Letters — Issue 13

Dear Editor

Professor Clark’s review of our book in Vol 3, No 3 [#11, December 1993] has recently been drawn to my attention. I have always had the understanding that the task of a reviewer is to summarise the content and evaluate the argument and evidence on which that content is based. Obviously I was wrong. Book reviews are clearly an opportunity for reviewers to display their ignorance and prejudice. I have also always understood that reviewers should read the book before writing a review. I was obviously wrong on that score too. Not only does Professor Clark launch into vitriolic abuse, but she significantly distorts the argument in different parts of the book. But then, accuracy was never a prime feature of the lovers of the new right.
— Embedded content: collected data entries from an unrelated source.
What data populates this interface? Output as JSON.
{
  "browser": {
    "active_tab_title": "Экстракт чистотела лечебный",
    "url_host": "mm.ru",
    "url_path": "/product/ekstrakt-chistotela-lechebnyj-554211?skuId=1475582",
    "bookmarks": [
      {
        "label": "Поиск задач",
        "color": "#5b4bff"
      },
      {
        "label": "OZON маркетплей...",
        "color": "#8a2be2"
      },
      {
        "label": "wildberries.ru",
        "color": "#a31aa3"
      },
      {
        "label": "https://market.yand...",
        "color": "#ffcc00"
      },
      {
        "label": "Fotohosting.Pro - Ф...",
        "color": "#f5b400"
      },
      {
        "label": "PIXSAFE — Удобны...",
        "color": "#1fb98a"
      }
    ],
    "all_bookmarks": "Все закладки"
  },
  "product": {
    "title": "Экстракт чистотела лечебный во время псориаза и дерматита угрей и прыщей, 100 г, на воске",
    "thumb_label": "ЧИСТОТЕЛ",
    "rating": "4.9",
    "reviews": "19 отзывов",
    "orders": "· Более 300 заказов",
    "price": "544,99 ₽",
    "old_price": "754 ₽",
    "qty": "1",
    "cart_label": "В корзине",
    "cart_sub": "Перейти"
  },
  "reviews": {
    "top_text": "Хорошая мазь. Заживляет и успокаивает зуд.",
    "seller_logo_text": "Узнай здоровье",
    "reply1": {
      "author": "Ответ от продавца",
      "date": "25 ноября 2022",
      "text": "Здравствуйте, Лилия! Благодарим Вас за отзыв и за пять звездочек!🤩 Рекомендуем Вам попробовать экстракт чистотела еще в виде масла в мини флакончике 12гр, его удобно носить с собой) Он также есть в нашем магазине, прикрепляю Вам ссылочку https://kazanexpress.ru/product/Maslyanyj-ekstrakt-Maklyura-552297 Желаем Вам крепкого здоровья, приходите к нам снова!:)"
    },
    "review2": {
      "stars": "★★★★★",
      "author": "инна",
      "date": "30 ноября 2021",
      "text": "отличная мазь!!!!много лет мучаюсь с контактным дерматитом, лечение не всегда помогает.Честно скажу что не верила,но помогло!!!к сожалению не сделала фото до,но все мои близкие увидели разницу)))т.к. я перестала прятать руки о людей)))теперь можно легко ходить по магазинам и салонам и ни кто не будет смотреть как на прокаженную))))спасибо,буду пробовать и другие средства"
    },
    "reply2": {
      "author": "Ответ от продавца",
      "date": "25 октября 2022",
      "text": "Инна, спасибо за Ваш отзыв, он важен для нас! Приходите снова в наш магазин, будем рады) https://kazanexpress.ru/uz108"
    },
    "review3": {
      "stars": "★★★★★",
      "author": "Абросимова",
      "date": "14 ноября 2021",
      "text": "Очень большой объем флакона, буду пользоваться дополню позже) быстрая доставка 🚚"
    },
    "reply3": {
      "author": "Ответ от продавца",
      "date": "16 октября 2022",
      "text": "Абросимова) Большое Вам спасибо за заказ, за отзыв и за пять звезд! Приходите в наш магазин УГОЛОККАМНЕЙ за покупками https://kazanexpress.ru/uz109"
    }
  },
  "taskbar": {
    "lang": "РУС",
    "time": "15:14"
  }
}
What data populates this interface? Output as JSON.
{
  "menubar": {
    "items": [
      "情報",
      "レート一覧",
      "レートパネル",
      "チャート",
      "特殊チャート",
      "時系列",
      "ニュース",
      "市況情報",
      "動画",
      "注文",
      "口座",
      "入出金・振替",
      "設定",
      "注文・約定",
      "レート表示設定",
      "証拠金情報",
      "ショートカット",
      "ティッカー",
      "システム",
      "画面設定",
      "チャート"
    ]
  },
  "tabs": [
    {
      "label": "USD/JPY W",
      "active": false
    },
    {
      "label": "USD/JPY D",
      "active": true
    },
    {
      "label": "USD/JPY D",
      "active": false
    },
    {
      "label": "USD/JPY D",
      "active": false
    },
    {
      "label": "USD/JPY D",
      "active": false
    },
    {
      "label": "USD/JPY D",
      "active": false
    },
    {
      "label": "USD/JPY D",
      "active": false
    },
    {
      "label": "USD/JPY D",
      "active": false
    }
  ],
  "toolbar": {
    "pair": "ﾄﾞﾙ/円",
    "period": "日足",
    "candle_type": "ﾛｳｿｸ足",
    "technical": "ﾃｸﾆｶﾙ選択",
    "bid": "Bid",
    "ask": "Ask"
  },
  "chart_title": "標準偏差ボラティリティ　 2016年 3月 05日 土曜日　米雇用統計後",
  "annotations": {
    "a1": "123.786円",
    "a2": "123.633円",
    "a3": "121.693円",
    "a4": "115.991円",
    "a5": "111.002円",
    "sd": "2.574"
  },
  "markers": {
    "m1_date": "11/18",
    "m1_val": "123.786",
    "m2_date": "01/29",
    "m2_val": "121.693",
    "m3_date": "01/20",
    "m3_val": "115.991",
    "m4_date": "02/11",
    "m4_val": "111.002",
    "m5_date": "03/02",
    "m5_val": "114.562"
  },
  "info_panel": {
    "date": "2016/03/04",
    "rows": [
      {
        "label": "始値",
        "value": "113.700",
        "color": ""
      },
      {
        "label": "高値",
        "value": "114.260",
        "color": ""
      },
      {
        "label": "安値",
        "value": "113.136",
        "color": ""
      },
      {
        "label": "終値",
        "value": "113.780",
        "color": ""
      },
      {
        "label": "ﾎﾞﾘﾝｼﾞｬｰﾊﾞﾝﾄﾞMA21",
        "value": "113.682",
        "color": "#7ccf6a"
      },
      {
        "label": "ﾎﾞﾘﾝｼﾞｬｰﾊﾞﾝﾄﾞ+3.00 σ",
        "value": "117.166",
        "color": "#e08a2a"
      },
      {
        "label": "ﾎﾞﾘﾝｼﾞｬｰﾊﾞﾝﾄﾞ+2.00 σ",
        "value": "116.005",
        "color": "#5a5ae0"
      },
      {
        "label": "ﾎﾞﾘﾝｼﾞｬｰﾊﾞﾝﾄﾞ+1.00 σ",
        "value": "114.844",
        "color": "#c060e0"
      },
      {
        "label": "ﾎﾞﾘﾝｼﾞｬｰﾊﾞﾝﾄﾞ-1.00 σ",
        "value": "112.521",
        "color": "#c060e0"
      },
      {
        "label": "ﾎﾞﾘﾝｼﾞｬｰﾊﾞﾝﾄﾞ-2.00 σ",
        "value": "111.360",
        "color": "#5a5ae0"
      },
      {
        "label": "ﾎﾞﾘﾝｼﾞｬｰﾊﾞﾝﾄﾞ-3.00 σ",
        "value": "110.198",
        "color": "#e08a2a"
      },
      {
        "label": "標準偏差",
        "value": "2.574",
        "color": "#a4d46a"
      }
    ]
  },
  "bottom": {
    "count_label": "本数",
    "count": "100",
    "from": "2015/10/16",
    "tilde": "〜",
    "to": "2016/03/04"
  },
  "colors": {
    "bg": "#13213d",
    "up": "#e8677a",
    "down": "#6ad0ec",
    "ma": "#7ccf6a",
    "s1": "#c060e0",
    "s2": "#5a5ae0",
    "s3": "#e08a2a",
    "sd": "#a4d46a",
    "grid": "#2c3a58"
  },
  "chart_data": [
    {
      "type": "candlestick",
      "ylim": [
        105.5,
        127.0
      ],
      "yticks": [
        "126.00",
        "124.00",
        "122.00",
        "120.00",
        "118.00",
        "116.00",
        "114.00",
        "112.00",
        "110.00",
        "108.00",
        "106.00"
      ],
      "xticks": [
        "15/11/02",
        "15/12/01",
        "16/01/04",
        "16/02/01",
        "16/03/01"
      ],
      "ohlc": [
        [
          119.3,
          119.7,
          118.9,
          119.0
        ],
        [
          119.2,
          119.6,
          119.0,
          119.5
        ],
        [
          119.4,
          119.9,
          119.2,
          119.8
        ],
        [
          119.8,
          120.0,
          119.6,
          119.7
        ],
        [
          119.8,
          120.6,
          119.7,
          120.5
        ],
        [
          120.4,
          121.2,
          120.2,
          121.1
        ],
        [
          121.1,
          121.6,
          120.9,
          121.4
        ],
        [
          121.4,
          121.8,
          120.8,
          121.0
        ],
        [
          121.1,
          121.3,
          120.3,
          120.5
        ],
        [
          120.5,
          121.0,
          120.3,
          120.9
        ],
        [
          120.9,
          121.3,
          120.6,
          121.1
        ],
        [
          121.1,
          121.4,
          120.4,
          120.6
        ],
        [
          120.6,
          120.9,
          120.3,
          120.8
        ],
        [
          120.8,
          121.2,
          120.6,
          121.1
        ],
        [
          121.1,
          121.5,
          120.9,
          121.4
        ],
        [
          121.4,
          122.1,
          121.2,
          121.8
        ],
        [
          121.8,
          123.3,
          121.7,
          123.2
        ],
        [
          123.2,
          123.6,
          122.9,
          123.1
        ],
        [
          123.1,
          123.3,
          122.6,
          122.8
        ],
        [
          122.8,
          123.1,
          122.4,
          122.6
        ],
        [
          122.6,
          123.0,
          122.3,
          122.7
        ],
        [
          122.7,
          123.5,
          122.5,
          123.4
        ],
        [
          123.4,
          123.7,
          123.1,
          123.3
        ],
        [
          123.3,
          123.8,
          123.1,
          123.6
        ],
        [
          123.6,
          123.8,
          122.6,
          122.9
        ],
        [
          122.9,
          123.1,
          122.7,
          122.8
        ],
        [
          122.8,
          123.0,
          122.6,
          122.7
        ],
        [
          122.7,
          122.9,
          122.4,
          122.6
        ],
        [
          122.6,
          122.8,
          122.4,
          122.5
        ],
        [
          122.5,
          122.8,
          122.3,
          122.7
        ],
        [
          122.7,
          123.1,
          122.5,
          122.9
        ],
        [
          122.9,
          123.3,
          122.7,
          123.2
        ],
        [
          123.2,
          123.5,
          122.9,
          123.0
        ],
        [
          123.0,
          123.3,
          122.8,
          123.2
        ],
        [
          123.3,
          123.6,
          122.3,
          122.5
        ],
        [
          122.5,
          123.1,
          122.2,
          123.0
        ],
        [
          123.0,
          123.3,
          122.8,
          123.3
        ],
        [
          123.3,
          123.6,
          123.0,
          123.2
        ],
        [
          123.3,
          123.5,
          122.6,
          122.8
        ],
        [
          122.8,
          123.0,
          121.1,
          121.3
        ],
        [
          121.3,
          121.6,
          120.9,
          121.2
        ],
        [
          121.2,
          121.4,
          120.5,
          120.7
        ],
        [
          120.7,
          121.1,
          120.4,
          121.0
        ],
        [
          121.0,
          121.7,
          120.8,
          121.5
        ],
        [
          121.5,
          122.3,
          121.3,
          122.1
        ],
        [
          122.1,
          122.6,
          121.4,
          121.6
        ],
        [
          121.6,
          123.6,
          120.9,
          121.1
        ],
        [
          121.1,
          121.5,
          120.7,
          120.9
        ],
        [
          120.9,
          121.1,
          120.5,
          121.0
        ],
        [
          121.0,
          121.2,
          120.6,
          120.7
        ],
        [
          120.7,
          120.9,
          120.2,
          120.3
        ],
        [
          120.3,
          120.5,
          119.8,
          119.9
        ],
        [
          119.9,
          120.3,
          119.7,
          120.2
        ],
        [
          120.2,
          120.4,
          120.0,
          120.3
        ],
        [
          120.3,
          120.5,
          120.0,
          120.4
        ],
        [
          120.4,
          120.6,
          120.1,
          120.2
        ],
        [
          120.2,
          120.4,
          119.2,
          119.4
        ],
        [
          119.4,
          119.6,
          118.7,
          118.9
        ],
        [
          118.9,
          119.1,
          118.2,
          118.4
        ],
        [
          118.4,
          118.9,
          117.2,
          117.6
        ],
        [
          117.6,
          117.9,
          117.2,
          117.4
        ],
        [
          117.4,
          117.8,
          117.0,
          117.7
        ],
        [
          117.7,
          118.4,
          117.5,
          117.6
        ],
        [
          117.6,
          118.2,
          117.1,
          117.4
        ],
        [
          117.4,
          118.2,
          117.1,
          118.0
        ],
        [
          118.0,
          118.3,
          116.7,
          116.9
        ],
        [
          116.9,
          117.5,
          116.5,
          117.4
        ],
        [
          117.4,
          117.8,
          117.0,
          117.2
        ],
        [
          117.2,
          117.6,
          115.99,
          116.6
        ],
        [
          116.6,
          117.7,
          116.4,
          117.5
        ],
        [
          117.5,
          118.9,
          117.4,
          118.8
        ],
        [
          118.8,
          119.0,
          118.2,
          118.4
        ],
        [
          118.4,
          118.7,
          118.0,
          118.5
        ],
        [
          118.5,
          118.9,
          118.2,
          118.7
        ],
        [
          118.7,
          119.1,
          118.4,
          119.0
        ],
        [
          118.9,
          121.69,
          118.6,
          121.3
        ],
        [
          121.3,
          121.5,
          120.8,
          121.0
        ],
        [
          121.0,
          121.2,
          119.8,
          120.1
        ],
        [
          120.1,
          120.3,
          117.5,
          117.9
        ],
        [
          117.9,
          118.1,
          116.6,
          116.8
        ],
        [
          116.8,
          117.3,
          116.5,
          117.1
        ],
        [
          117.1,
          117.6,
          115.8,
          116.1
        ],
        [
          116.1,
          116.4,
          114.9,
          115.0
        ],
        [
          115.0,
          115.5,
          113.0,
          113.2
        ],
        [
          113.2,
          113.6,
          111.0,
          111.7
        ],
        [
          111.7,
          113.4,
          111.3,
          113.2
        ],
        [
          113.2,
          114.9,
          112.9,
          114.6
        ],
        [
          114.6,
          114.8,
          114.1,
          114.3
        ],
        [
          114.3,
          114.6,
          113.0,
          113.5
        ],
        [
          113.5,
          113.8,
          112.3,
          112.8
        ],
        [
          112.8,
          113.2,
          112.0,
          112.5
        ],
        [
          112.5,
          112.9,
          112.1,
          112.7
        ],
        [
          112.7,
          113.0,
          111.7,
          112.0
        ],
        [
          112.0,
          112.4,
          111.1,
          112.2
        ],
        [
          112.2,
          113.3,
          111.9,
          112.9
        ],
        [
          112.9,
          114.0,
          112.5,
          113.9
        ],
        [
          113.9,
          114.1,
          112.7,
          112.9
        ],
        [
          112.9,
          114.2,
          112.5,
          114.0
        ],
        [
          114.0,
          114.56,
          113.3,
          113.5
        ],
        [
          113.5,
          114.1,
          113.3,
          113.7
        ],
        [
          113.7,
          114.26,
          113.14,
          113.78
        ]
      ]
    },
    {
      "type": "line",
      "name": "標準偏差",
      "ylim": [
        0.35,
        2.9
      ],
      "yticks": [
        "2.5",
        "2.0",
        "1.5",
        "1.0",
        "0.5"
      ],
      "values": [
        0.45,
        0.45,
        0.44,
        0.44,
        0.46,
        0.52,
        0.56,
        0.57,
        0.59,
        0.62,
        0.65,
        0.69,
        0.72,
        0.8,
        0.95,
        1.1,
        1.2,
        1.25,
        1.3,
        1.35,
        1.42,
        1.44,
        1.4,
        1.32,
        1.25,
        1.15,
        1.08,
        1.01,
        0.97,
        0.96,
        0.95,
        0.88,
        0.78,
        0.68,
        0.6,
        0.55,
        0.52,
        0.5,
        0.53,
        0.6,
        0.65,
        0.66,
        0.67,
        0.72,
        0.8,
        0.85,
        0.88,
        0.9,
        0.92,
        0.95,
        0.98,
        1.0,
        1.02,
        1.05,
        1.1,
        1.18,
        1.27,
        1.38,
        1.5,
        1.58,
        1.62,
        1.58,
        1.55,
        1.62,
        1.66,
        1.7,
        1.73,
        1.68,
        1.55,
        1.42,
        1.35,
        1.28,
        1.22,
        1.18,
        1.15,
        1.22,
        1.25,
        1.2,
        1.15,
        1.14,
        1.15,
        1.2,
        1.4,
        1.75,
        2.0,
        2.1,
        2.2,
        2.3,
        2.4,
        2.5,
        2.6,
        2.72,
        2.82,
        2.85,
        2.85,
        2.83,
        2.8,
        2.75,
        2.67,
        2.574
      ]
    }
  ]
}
Let me give you the clearest example of the extortion [sic ‑ Ed]. She argues that “they even think the New Zealand Labour Party first came to power in the 1890s” (p101). The paragraph from which she draws this argument says as follows: “In New Zealand politicians, social thinkers and working people knew about this tragedy 100 years ago, and developed a political party to meet and overcome it. The ugly irony of Labour monetarism is that the same party has now brought the same tragedy on us again in the 1980s.” The distortion is evident.

In the same review article, Professor Clark also reviews the recent book by Roger Douglas Unfinished Business. She finishes that review with the sentence “he should be read with an open mind”. Professor Clark is clearly not of a mind to apply her advice to her own work.